Laiva lifted the heavy door knocker of the night door which had been set into the left of the large oaken double gates, and let it fall. It hit the door with a bang that sounded as if it wanted to break down the door, but shortly afterwards there was the sound of feet shuffling and a small hatch opened at head hight; about a head and a half above Laiva.
‘Anyone there?’ an annoyed voice creaked.
‘I’m down here…’
Part of an worn and scarred face appeared at the edge of the hatch and suspiciously eyed down at her and Mynor.
‘Gate’s closed.’ the voice said and banged the hatch shut. Laiva knocked again.
‘I said gate’s closed.’ the voice creaked again, now sounding even more annoyed than before.
‘But it’s night and…’
‘That’s why the gate’s closed.’
Once more the hatch banged shut. And once more Laiva let the knocker fall against the door. This was getting old fast.
‘What do you even have a night door for, if you won’t open it at night?’ she snapped at the gate keeper as soon as the hatch opened again. It was disrespectful talking to an elder like that, but she didn’t have to be respectful when she was being scoffed at like that, or did she?
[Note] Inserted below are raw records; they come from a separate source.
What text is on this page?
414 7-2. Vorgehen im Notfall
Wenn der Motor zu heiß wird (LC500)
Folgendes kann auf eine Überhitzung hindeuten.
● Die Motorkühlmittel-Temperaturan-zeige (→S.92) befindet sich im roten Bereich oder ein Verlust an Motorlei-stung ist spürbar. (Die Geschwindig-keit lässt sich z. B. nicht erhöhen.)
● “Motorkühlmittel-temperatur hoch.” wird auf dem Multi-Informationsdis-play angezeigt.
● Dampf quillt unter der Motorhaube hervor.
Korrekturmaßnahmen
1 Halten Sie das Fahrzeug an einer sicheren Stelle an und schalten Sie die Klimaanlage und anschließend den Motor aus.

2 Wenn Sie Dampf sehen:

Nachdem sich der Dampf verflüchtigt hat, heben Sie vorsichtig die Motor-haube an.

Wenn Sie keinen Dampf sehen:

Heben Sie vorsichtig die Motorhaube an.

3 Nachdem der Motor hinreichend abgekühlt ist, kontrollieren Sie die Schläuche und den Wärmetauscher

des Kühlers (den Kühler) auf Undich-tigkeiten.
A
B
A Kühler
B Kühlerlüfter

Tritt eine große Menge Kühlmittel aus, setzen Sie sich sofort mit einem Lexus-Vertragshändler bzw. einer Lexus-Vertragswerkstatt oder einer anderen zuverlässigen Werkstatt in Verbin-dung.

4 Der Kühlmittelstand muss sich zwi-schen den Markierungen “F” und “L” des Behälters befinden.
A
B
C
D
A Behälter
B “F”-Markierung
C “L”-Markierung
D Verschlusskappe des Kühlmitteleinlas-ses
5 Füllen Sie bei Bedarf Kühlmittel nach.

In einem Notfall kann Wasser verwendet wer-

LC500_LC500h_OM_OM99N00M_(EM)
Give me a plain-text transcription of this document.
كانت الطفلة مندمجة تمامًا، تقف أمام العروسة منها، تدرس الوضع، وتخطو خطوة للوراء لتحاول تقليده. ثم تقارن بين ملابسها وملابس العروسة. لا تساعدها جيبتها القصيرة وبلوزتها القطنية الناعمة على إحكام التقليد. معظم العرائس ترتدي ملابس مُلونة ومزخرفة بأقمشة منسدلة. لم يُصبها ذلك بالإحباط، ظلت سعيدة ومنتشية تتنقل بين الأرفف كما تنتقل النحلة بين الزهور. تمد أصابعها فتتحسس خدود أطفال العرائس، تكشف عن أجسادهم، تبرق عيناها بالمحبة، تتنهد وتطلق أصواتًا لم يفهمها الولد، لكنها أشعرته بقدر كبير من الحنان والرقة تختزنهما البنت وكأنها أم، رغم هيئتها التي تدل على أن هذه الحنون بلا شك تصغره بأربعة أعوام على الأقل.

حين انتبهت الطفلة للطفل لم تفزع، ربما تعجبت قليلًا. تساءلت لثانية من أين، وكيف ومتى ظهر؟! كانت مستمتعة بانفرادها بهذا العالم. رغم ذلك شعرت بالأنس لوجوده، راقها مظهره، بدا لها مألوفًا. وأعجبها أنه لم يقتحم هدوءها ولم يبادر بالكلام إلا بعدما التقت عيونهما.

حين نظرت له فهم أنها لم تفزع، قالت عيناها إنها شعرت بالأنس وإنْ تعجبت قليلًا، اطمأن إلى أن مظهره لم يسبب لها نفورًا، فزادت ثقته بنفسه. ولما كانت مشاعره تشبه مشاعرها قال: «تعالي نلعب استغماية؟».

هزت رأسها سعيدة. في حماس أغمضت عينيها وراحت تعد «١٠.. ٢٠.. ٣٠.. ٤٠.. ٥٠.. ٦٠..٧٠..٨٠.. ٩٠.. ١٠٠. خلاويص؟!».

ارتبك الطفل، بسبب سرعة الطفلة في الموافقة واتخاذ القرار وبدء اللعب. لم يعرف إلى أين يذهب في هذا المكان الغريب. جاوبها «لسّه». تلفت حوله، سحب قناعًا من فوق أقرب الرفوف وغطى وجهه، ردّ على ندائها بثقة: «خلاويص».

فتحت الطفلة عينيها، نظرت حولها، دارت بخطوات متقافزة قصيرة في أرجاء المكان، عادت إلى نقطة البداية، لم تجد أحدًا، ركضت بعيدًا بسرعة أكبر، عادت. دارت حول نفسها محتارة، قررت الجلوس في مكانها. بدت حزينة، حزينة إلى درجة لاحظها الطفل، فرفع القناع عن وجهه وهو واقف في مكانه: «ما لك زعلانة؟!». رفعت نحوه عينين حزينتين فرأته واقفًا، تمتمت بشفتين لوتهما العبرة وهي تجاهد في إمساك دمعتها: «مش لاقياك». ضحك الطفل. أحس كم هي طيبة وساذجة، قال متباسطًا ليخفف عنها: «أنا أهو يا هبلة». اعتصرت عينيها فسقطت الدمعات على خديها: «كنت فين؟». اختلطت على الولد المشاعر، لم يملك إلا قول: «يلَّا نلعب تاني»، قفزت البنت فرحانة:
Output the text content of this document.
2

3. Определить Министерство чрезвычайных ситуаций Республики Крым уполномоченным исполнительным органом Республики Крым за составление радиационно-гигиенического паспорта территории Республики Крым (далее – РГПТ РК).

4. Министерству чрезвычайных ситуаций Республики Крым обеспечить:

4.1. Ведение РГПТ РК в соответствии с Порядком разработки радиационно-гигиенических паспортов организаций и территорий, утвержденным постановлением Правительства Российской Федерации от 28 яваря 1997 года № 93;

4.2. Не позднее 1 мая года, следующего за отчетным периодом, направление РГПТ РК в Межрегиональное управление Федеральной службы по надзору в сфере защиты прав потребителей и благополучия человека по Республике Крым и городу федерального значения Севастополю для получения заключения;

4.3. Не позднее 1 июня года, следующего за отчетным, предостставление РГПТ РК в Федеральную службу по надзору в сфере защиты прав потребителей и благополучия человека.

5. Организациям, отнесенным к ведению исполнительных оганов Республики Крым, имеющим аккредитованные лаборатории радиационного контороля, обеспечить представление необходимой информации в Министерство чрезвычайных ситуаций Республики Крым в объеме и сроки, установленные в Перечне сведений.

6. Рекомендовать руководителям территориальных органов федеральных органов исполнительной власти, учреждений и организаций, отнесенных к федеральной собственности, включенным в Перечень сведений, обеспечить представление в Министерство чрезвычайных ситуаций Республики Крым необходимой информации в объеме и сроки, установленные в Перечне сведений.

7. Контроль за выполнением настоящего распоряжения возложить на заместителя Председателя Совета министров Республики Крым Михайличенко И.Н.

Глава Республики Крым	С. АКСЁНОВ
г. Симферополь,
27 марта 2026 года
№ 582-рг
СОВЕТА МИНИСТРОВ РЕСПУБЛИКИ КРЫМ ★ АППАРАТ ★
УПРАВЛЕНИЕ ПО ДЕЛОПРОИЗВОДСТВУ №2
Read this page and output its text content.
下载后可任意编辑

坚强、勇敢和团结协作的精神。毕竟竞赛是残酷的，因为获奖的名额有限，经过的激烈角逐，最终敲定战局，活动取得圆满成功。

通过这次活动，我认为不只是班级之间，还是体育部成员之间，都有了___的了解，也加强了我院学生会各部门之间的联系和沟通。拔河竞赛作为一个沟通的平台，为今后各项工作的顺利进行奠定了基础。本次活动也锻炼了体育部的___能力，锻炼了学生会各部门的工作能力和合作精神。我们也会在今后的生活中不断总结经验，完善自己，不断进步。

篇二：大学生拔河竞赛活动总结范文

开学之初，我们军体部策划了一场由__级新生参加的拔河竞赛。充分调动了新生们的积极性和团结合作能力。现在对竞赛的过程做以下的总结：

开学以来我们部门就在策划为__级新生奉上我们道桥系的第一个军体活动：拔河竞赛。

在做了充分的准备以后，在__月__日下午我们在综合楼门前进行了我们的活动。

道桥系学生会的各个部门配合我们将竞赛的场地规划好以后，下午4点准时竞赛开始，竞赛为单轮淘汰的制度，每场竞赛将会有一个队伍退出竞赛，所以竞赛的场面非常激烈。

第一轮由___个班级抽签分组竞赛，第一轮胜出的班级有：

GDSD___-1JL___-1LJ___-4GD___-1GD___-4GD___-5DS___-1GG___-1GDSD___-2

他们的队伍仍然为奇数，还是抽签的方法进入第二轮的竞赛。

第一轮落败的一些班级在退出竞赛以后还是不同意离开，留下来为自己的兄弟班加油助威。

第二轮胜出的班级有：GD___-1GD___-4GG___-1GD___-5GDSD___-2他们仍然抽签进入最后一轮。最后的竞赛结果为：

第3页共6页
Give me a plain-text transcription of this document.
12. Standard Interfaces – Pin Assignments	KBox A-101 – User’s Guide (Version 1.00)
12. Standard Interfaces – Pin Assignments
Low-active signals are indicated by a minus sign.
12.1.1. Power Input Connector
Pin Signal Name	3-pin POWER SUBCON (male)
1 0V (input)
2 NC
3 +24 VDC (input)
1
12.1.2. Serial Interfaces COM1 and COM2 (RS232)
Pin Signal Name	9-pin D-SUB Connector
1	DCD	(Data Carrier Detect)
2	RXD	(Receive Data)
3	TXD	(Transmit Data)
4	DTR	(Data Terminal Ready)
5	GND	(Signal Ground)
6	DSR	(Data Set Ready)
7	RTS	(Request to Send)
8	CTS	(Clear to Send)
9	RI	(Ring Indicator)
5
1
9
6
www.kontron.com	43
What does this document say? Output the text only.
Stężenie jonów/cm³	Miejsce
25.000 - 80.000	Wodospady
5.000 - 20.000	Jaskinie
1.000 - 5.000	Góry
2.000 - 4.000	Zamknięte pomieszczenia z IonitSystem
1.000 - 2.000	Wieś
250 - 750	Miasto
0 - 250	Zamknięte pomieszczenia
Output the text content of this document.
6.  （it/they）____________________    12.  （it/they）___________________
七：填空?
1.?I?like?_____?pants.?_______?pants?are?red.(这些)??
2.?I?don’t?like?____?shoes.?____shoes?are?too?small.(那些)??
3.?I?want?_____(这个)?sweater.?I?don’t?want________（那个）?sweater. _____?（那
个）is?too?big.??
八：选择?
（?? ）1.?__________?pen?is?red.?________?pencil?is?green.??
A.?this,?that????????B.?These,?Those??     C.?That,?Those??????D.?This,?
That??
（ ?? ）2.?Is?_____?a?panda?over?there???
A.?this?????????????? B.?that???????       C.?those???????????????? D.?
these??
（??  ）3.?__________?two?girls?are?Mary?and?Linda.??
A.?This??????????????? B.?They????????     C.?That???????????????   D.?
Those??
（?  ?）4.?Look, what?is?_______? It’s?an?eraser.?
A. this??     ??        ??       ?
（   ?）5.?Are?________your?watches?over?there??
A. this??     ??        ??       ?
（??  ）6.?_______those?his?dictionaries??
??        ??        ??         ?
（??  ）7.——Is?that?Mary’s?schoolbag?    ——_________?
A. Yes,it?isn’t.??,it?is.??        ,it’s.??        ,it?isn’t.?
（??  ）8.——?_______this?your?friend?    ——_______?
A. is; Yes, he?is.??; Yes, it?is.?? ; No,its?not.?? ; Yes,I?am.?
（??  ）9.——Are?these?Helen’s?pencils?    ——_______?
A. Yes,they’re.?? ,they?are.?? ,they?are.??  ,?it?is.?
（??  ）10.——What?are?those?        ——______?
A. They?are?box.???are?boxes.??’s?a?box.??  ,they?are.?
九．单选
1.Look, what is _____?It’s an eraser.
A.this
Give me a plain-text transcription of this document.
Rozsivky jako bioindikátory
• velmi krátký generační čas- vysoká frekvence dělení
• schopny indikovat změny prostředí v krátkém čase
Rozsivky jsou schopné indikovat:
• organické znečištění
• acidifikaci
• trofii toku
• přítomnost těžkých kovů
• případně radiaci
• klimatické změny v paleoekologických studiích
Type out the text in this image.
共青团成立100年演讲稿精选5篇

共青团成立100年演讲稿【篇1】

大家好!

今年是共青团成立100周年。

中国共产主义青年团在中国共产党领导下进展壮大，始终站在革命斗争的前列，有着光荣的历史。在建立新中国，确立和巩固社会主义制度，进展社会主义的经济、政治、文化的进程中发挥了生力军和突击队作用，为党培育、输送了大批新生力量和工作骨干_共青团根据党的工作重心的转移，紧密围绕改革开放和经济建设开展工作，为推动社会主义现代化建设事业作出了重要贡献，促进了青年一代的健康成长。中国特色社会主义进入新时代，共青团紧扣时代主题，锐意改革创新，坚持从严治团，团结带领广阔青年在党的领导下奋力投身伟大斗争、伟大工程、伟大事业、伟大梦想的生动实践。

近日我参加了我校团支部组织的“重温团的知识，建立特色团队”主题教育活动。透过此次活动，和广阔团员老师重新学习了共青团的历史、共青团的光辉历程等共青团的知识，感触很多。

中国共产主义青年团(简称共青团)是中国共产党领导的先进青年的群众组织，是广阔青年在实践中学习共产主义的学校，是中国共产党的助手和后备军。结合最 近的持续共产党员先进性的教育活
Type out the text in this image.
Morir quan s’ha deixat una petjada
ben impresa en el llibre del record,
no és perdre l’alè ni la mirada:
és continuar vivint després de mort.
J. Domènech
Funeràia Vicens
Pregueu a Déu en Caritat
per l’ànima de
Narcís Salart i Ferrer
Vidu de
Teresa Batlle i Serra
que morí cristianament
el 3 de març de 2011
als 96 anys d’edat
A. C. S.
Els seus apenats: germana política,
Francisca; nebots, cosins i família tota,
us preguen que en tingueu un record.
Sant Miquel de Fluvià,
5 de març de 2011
‘To let people in, but not the likes of you.’
Laiva gave him a blank look. The likes of her?
‘Do you think I’m stupid? I don’t know who or what you are, but I know a bloody werewolf when I see it. Shove off.’
The hatch banged shut and left Laiva standing baffled. Mynor a werewolf? Ridiculous. She knocked again, but the familiar shuffling of feet didn’t come. She tried again, but to no avail. So much for the famed Raniran hospitality.
She took a few steps backward and slouched down, Mynor following her example, resting his head in her lap. How could anyone mistake Mynor for such a beast? She took his head in both of her hands and tilted it towards her. No werewolf could ever look like that; there was no malice in his eyes.
That still didn’t help her to get into the city, though. As if she was going to conquer it on her own; but obviously the guards preferred watching her from the top of the walls to using common sense; she could see their dark figures against the backdrop of the moonlit sky, eyeing through the battlement now and again.
In the mean time any number of attackers could scale the walls and enter the city unseen, of course. The rough hewn stones had to provide plenty of footholds and the walls weren’t really that tall. She had climbed larger trees than that…
‘What do you think?’ she said to Mynor. If the wolf’s look was any indication, he didn’t think any of it, but, of course, he didn’t even know what she was talking about.
‘Well, I’m definitely not going camp in front of the city gate.’